I shook my head at myself. Really? I was thinking in terms like that when we hadn’t even been on one official date yet? For all I knew, we’d crash and burn within a week or two.
Oh my gosh, what if we crash and burn?
My lungs tightened, each breath somehow making them tighter instead of providing relief. I couldn’t care this much already. It made me think about how I’d fallen for Hudson and ended up hurt and completely broken.
I didn’t want to have to reevaluate all my life choices again, either. It sucked hard enough the first time.
Fully spinning out of control now, I set my laptop aside, forced myself to my feet, and went into the kitchen for water.
After downing a glass, I set it in the sink and stared at it. I wanted to put up walls and protect myself, but what I’d experienced most since erecting them was a lot of crushing loneliness.
I’d told myself over and over that I didn’t need anyone else. I’d been just fine pretty much on my own ever since I could remember. But sometimes…? Sometimes it sucked. Maybe even hurt a little.
Attachments are a weakness.
Falling in love is a weakness…
Not that I was quite there, but it was a good reminder to not to let myself start to think otherwise.
Everyone I’d let in before had hurt me, but Ryder and I didn’t have very long together as it was, and while yes, some attachment was already forming—er, had formed—I knew there was an expiration date.
Which would make it more manageable?
Confession #14:I’m a hot mess.
I really hoped I was a hot mess, anyway, because I spent way too long curling my hair and applying makeup to be a mediocre-looking one. The truth was, thanks to reevaluating my life, I knew I’d been a hot mess for years. Mom’s habit of hopping from guy to guy didn’t help.
On autopilot, I walked back into the living room. My roommates had left clothes and shoes everywhere, but I didn’t bother putting them in piles like I sometimes did, just so the place didn’t look like a pigsty.
I picked up my phone, going back and forth between telling Ryder it was fine, and canceling tonight altogether.
But then I thought about the way he kissed me. How he’d made the joke about currently being in negotiations when Dane caught us kissing for the second time that day.
Okay, freak-out over. The highs are worth the risk.
About an hour of mindless TV watching later, there was a knock on the door.
I smoothed a hand down my hair and opened it.
Ryder stood on the other side and my pulse ratcheted up a couple of notches as I took him in, from the way he filled the entire doorframe to his damp hair, button-down, and jeans. “Sorry I’m so late.”
“It’s okay,” I said, and I meant it.
A crooked smile spread across his face and then he leaned in and kissed me, wrapping his arm around my waist and fitting me against him in that way I couldn’t get enough of. “You look amazing. Please keep that in mind when I tell you what I’m about to…”

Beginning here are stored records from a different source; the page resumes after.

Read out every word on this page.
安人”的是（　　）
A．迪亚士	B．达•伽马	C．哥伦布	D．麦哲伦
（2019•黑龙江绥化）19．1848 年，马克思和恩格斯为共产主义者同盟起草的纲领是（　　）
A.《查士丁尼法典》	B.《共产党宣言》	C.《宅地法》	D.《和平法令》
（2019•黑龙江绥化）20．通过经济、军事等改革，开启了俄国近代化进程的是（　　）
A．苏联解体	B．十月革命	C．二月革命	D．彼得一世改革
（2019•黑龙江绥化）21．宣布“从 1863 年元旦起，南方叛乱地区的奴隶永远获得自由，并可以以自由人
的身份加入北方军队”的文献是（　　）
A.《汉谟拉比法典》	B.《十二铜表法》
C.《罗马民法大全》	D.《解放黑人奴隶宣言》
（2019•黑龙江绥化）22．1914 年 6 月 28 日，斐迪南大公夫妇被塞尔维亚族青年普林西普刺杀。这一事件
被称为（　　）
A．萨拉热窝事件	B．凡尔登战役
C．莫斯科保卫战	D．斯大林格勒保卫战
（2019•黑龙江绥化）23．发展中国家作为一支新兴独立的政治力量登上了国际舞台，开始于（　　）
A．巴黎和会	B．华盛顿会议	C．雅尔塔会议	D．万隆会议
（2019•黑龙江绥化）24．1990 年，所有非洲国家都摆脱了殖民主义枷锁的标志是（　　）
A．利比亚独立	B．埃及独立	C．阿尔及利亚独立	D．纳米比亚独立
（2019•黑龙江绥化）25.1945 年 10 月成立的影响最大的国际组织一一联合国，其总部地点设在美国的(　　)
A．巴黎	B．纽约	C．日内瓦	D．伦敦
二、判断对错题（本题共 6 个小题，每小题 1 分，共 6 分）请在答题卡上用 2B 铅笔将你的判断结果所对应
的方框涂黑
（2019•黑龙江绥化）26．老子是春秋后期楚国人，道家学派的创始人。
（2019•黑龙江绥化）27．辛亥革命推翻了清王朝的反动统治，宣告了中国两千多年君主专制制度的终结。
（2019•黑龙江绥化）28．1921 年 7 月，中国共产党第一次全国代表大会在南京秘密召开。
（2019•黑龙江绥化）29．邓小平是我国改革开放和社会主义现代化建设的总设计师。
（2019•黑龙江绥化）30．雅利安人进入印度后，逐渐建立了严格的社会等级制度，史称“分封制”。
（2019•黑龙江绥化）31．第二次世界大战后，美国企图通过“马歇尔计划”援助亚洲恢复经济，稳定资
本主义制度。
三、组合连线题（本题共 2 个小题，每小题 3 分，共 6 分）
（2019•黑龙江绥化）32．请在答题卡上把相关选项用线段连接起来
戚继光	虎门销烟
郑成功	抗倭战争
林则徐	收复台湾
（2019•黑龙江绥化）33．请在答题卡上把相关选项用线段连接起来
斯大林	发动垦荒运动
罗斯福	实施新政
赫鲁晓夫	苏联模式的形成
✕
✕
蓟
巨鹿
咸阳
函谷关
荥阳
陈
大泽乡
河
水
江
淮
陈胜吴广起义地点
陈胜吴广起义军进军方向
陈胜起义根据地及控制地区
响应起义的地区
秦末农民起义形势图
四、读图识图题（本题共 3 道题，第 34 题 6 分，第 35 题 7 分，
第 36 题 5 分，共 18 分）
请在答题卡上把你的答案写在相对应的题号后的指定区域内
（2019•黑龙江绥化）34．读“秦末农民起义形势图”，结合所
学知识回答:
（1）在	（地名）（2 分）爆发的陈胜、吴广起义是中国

I tensed, thinking this was when the other shoe dropped.
“Coach expects us to watch game film on the team we’re going to play this weekend, and he expects us to have done it by tomorrow. The guys are going to the diner so they can eat while we watch it—Dane cleared it with Larry, the owner. He says it’s pretty dead so we can take over the TV.”

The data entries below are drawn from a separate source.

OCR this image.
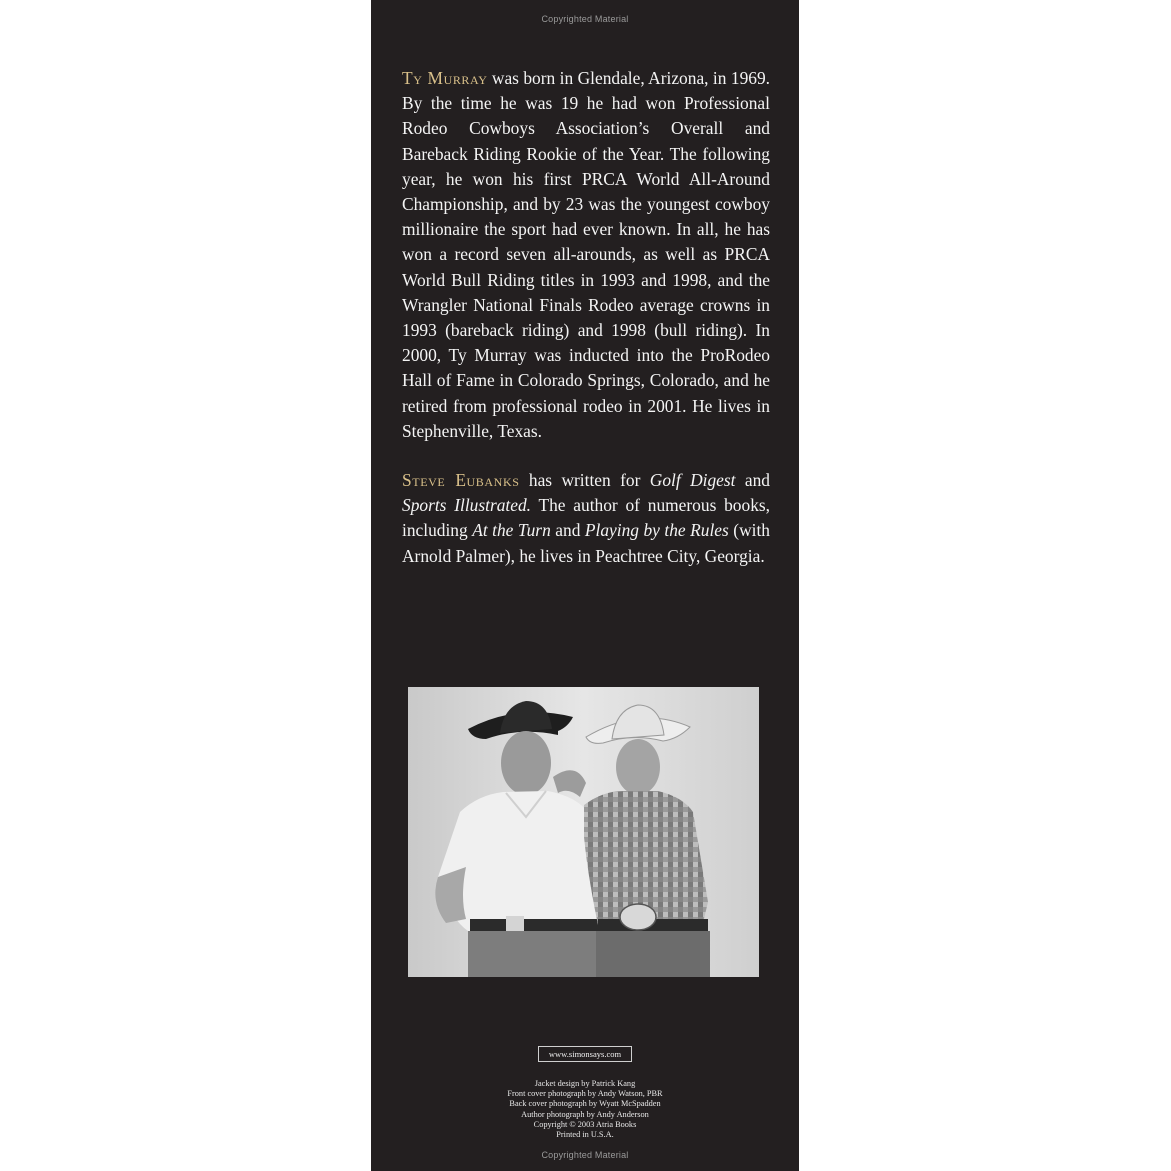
Copyrighted Material

Ty Murray was born in Glendale, Arizona, in 1969. By the time he was 19 he had won Professional Rodeo Cowboys Association’s Overall and Bareback Riding Rookie of the Year. The following year, he won his first PRCA World All-Around Championship, and by 23 was the youngest cowboy millionaire the sport had ever known. In all, he has won a record seven all-arounds, as well as PRCA World Bull Riding titles in 1993 and 1998, and the Wrangler National Finals Rodeo average crowns in 1993 (bareback riding) and 1998 (bull riding). In 2000, Ty Murray was inducted into the ProRodeo Hall of Fame in Colorado Springs, Colorado, and he retired from professional rodeo in 2001. He lives in Stephenville, Texas.

Steve Eubanks has written for Golf Digest and Sports Illustrated. The author of numerous books, including At the Turn and Playing by the Rules (with Arnold Palmer), he lives in Peachtree City, Georgia.

www.simonsays.com
Jacket design by Patrick Kang
Front cover photograph by Andy Watson, PBR
Back cover photograph by Wyatt McSpadden
Author photograph by Andy Anderson
Copyright © 2003 Atria Books
Printed in U.S.A.
Copyrighted Material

I worked to keep the disappointment off my face. “You didn’t have to come all the way over here to cancel our date. You could’ve just sent a text.”

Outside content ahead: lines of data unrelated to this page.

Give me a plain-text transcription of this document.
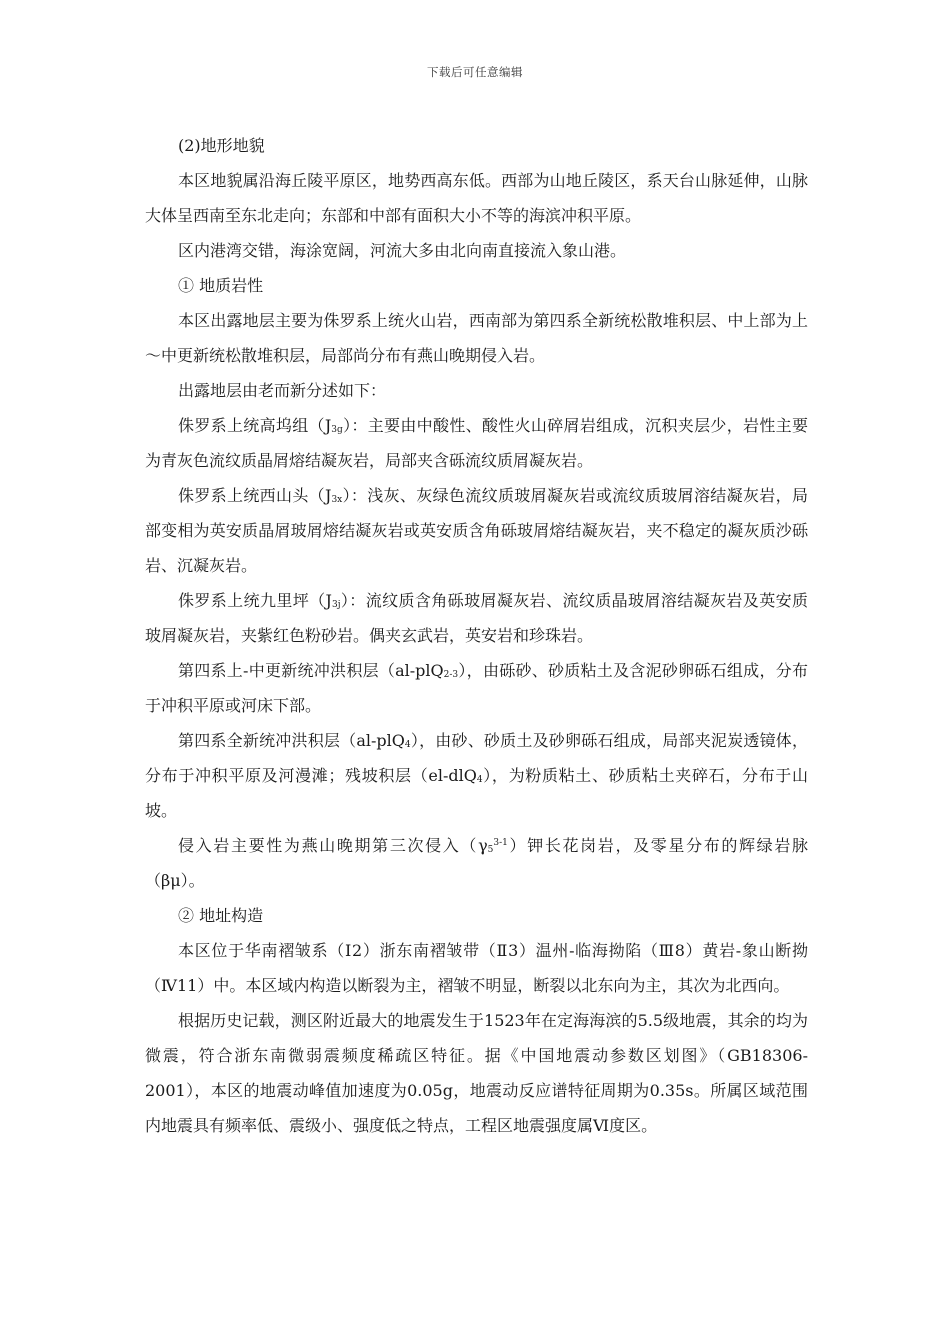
下载后可任意编辑

(2)地形地貌

本区地貌属沿海丘陵平原区，地势西高东低。西部为山地丘陵区，系天台山脉延伸，山脉大体呈西南至东北走向；东部和中部有面积大小不等的海滨冲积平原。

区内港湾交错，海涂宽阔，河流大多由北向南直接流入象山港。

① 地质岩性

本区出露地层主要为侏罗系上统火山岩，西南部为第四系全新统松散堆积层、中上部为上～中更新统松散堆积层，局部尚分布有燕山晚期侵入岩。

出露地层由老而新分述如下：

侏罗系上统高坞组$(J_{3g})$：主要由中酸性、酸性火山碎屑岩组成，沉积夹层少，岩性主要为青灰色流纹质晶屑熔结凝灰岩，局部夹含砾流纹质屑凝灰岩。

侏罗系上统西山头$(J_{3x})$：浅灰、灰绿色流纹质玻屑凝灰岩或流纹质玻屑溶结凝灰岩，局部变相为英安质晶屑玻屑熔结凝灰岩或英安质含角砾玻屑熔结凝灰岩，夹不稳定的凝灰质沙砾岩、沉凝灰岩。

侏罗系上统九里坪$(J_{3j})$：流纹质含角砾玻屑凝灰岩、流纹质晶玻屑溶结凝灰岩及英安质玻屑凝灰岩，夹紫红色粉砂岩。偶夹玄武岩，英安岩和珍珠岩。

第四系上-中更新统冲洪积层（al-plQ$_{2-3}$），由砾砂、砂质粘土及含泥砂卵砾石组成，分布于冲积平原或河床下部。

第四系全新统冲洪积层（al-plQ$_4$），由砂、砂质土及砂卵砾石组成，局部夹泥炭透镜体，分布于冲积平原及河漫滩；残坡积层（el-dlQ$_4$），为粉质粘土、砂质粘土夹碎石，分布于山坡。

侵入岩主要性为燕山晚期第三次侵入$(\gamma_5^{3-1})$钾长花岗岩，及零星分布的辉绿岩脉（βμ）。

② 地址构造

本区位于华南褶皱系（Ⅰ2）浙东南褶皱带（Ⅱ3）温州-临海拗陷（Ⅲ8）黄岩-象山断拗（Ⅳ11）中。本区域内构造以断裂为主，褶皱不明显，断裂以北东向为主，其次为北西向。

根据历史记载，测区附近最大的地震发生于1523年在定海海滨的5.5级地震，其余的均为微震，符合浙东南微弱震频度稀疏区特征。据《中国地震动参数区划图》（GB18306-2001），本区的地震动峰值加速度为0.05g，地震动反应谱特征周期为0.35s。所属区域范围内地震具有频率低、震级小、强度低之特点，工程区地震强度属Ⅵ度区。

Ryder laced my fingers with his. “I was sort of hoping that you’d come with me. Lyla, Megan, and Whitney will be there, too. Since it’s hard for the guys to spend time with them during the week, they sometimes watch film with us and help us spot ways we can defeat the other teams.”
My body tensed at the very idea, and yet a tendril of longing unfurled inside me, the desire to watch hockey still there in the background despite how hard I’d tried to snuff it out. First I was slipping with a hockey player and then there’d be watching games, and what was next? I turned into the old me? All my progress down the drain?
But that implied I had no self-control. And Idid. Not that forgetting my rules with Ryder exactly proved that.